Beberapa orang tua yang diwawancarai mengatakan bahwa merawat anak dengan penderita kanker menimbulkan banyak pengaruh pada kondisi kesehatan. Banyak orang tua menjelaskan bahwa penyakit kanker yang diderita oleh anak menimbulkan kecemasan yang mengakibatkan kesulitan tidur pada orang tua. Orang tua yang menjaga anak di rumah sakit juga menjelaskan bahwa betapa sulitnya untuk memiliki kualitas dan kuantitas tidur yang baik, ditambah lagi dengan orang tua yang bangun pada tengah malam untuk merawat anak seperti memberi makan, membantu toileting, dan membuat anak agar merasa nyaman. Kelelahan fisik dan psikis yang dirasakan oleh para orang tua menimbulkan gangguan tidur dan distres emosional seperti kuatir akan kondisi anak. Orang tua juga menjelaskan bahwa letih dan perasaan kurang energi menggangu segala

aktivitas harian, seperti kehilangan waktu tidur yang semakin memperburuk keadaan (Klassen et al., 2012).

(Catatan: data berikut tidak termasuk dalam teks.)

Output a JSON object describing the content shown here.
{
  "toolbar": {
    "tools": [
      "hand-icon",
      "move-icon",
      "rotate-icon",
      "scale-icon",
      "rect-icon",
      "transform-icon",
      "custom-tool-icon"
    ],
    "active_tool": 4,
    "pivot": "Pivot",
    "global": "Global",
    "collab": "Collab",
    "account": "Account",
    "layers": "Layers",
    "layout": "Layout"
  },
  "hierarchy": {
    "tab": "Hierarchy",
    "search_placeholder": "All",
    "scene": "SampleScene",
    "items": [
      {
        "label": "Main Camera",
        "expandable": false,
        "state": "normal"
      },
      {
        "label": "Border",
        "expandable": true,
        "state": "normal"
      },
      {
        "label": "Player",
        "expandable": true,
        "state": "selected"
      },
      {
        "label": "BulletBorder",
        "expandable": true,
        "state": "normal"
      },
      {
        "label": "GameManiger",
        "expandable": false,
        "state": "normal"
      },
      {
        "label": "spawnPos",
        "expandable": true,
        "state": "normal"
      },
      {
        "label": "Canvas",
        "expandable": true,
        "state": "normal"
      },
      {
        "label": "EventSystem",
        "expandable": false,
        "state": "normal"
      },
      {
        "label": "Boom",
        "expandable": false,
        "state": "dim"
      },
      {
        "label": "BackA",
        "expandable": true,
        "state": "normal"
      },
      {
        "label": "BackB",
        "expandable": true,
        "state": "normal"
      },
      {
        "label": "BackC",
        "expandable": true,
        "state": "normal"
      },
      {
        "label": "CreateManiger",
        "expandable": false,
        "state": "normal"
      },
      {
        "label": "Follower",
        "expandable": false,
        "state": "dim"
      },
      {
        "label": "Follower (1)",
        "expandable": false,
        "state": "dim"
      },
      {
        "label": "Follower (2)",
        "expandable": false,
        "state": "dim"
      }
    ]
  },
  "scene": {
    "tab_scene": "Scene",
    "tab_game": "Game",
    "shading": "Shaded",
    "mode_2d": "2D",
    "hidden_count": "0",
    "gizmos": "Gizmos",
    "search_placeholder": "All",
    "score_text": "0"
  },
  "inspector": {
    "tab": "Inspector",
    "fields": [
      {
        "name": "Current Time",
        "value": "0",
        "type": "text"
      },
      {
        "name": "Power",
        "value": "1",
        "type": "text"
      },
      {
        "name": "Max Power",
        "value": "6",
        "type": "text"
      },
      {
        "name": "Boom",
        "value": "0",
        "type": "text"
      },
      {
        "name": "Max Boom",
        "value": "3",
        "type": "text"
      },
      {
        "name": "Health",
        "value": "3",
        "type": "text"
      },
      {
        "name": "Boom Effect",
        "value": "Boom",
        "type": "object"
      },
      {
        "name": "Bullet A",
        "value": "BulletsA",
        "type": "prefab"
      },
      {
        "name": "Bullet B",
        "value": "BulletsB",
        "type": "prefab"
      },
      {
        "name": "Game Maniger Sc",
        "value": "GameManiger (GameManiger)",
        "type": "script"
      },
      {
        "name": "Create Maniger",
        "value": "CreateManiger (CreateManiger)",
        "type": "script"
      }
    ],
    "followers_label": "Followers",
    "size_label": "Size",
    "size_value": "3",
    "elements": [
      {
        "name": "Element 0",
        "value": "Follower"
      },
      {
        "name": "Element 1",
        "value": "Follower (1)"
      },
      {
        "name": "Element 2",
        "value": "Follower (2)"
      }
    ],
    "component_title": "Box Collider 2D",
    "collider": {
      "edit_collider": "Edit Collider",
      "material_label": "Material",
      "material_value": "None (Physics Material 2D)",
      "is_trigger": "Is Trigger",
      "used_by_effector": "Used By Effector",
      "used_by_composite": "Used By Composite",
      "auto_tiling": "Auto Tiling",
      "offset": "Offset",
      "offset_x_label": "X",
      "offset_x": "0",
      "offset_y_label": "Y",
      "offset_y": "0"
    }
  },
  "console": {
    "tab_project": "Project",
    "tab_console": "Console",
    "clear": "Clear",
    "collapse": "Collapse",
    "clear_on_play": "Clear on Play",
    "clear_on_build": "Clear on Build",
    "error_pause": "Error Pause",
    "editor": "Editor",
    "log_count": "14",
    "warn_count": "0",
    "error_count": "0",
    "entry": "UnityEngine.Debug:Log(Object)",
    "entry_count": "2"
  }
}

Nafsu makan yang hilang membuat orang tua mengalami gangguan pada berat badan, ada yang semakin bertambah bahkan ada yang mengurang. Beberapa anak yang tidak bisa makan ataupun menoleransi bau makanan tertentu menyebabkan orang tua memutuskan untuk tidak makan. Gangguan interaksi selama merawat anak penderita kanker juga kerap dirasakan orang tua (Elcigil & Conk, 2010). Beberapa dari orang tua mengekspresikan kekecewaan yang dirasakan pada jaringan sosial, khususnya dengan keluarga dan teman yang tidak bisa mengerti keadaan (tidak pernah berkunjung) begitu juga dengan dukungan sosial yang berangsur-angsur berkurang seiring waktu (Klassen et al., 2012).

Penelitian yang dilakukan sebelumnya mengenai pengalaman keluarga dengan anak penderita penyakit kronis menghasilkan respon emosional, membawa ke pengobatan diluar medis, juga menemukan aspek budaya yang mempengaruhi dalam memberikan pengasuhan pada anak penderita kanker. Berdasarkan hal tersebut, peneliti berencana membuat penelitian mengenai pengalaman orang tua khususnya Ibu dalam merawat anak penderita kanker, dengan penelitian ini peneliti berharap bahwa pada hasil akhirnya peneliti mampu menemukan hal-hal apa saja yang dapat mempengaruhi pengalaman Ibu dalam merawat anak penderita kanker.